Why did Franklin Roosevelt promote Nazi sympathizer/eugenicist Frederick Osborn to high levels of office?

Upvote:0

Osborn was very much a part of the "establishment." His eugenics advocacy did nothing to isolate him. Nor did Sanger's views on race and abortion. Osborn was also an associate of Allen Dulles. They worked together to set up early psywar projects such as Radio Free Europe and the Crusade for Freedom. After the JFK assassination, Osborn's son would vouch for Ruth and Michael Paine, associated with Lee Harvey Oswald, to the FBI. Michael Paine's mother, Ruth Forbes Paine, was a close friend of Dulles' wartime mistress Mary Bancroft.

Upvote:2

"Eugenics," unfortunately, was a subject that was "accepted" if not popular at the time. But "pro eugenics" was not the same as pro-Nazi, even though there were some overlaps. One Roosevelt ally who was also a believer was a man named Winston Churchill, who was clearly not a "Nazi sympathizer." Most eugenicists advocated "protective" measures toward the "unfit" for the benefit of the rest of society that fell far short of the Nazis' "elimination," and were horrified by the German version.

Apart from his connection with eugenics, Osborn was a member of the establishment. He was a successful Wall Street man (like Joe Kennedy, another suspected Nazi sympathizer). He was an active member of one of the "pet" foundations of the Rockefeller family. Partly "immunizing" him from charges of being "pro-Nazi" (as opposed to pro eugenics) was the fact that some of his closest associates had names like Strauss, and Schiff, and Warburg, and could vouch for him. Finally, he was a member of the Carnegie Corporation; a fellow member was Henry Stimson, Secretary of War, and former Secretary of State, who ultimately nominated Osborn for the Army posts Roosevelt appointed him to.

Upvote:4

Osborne, as well as many others at the time, was a believer that Eugenics would lead to a better world for all. Eugenics had become a popular subject well before Hitler twisted it to his goals.

Eugenics was widely accepted in the U.S. academic community.[7] By 1928 there were 376 separate university courses in some of the United States' leading schools, enrolling more than 20,000 students, which included eugenics in the curriculum

It was considered a valid area of research:

The American Breeder's Association was the first eugenic body in the U.S., established in 1906 under the direction of biologist Charles B. Davenport. The ABA was formed specifically to "investigate and report on heredity in the human race, and emphasize the value of superior blood and the menace to society of inferior blood." Membership included Alexander Graham Bell, Stanford president David Starr Jordan and Luther Burbank.

and was also picked up by feminists and those supporting birth control laws:

The National Federation of Women's Clubs, the Woman's Christian Temperance Union, and the National League of Women Voters were among the variety of state and local feminist organization that at some point lobbied for eugenic reforms.

One of the most prominent feminists to champion the eugenic agenda was Margaret Sanger, the leader of the American birth control movement. Margaret Sanger saw birth control as a means to prevent unwanted children from being born into a disadvantaged life, and incorporated the language of eugenics to advance the movement

Roosevelt hired someone who was one of the premier scientists in his field, due to the fact that his scientific knowledge was of import to U.S. policy. Remember eugenics ws being practiced not just by the Germans, but the US as well:

The most significant era of eugenic sterilization was between 1907 and 1963, when over 64,000 individuals were forcibly sterilized under eugenic legislation in the United States.

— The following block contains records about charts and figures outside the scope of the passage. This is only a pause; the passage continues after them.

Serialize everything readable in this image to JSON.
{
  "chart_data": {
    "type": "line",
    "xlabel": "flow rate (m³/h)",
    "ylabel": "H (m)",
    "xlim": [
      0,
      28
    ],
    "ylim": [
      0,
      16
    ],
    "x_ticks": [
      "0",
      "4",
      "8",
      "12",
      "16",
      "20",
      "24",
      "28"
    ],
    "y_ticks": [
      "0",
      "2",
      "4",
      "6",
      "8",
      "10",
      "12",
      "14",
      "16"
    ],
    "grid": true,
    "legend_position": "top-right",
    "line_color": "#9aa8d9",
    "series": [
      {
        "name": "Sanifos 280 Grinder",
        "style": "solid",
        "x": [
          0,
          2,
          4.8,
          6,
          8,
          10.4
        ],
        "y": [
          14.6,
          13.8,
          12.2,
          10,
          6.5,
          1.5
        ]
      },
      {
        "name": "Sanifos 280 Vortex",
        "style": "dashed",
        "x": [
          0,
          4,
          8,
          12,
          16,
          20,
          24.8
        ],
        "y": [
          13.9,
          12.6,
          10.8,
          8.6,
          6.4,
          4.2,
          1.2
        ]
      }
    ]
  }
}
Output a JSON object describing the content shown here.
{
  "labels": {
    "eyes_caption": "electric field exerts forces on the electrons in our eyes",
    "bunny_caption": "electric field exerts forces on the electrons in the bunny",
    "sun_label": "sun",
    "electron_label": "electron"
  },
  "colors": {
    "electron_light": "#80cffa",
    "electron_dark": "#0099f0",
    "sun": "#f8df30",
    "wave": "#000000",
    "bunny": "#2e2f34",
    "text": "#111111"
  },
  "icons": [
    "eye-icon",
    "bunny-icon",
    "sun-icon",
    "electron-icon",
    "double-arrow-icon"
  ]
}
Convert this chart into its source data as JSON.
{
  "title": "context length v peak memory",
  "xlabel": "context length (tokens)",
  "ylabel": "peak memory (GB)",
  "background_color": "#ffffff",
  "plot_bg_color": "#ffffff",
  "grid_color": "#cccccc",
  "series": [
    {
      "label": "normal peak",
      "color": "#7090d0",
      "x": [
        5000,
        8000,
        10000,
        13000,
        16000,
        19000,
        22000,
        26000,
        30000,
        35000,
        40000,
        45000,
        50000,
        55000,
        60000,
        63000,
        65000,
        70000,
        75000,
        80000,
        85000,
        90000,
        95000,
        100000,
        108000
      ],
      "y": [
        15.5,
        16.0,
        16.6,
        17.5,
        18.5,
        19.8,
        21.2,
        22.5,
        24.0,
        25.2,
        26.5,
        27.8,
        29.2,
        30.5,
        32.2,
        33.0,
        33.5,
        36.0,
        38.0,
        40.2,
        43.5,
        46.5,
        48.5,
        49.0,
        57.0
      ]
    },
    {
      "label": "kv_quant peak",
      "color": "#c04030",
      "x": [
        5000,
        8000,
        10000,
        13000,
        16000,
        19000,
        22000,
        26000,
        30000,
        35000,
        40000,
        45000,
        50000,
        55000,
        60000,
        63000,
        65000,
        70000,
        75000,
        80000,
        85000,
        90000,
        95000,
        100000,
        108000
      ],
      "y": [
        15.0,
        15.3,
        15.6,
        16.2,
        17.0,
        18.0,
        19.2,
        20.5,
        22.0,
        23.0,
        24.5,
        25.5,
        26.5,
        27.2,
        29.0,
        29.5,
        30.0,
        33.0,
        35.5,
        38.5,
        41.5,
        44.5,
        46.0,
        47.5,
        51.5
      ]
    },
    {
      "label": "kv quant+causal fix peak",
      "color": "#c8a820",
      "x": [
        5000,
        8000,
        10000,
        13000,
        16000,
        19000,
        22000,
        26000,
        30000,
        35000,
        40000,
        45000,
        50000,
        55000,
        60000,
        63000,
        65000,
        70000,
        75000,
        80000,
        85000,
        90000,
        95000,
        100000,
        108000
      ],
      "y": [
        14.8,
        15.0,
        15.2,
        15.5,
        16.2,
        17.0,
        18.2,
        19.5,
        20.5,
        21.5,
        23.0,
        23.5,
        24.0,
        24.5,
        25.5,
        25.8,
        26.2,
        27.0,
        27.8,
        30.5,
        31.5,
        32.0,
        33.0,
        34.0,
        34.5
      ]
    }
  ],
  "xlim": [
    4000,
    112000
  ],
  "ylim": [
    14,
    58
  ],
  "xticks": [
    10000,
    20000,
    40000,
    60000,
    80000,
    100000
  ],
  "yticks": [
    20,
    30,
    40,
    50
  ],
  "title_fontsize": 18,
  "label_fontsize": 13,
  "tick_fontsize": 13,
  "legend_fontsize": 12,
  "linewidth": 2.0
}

All above quotes from wiki:Eugenics in the United States

  • A little update.

    I looked at the article referenced by the question above, and found this quote:

The German sterilization program is apparently an excellent one,' remarked Frederick Osborn, secretary of the American Eugenics Society, in 1937.

and a little farther down the page, an explanation:

Osborn's enthusiastic endors*m*nt of Nazi eugenic sterilization - which mandated the sterilization of people with disabilities deemed heritable

So this shows that, though the regimes later use of eugenics was horrific, that wasn't what Osborne was referring to. but the attempt to possibly eliminate genetic diseases, not genocide. These are the same applications the US was doing, with most of the sterilizations mentioned above being those in Insane Asylums.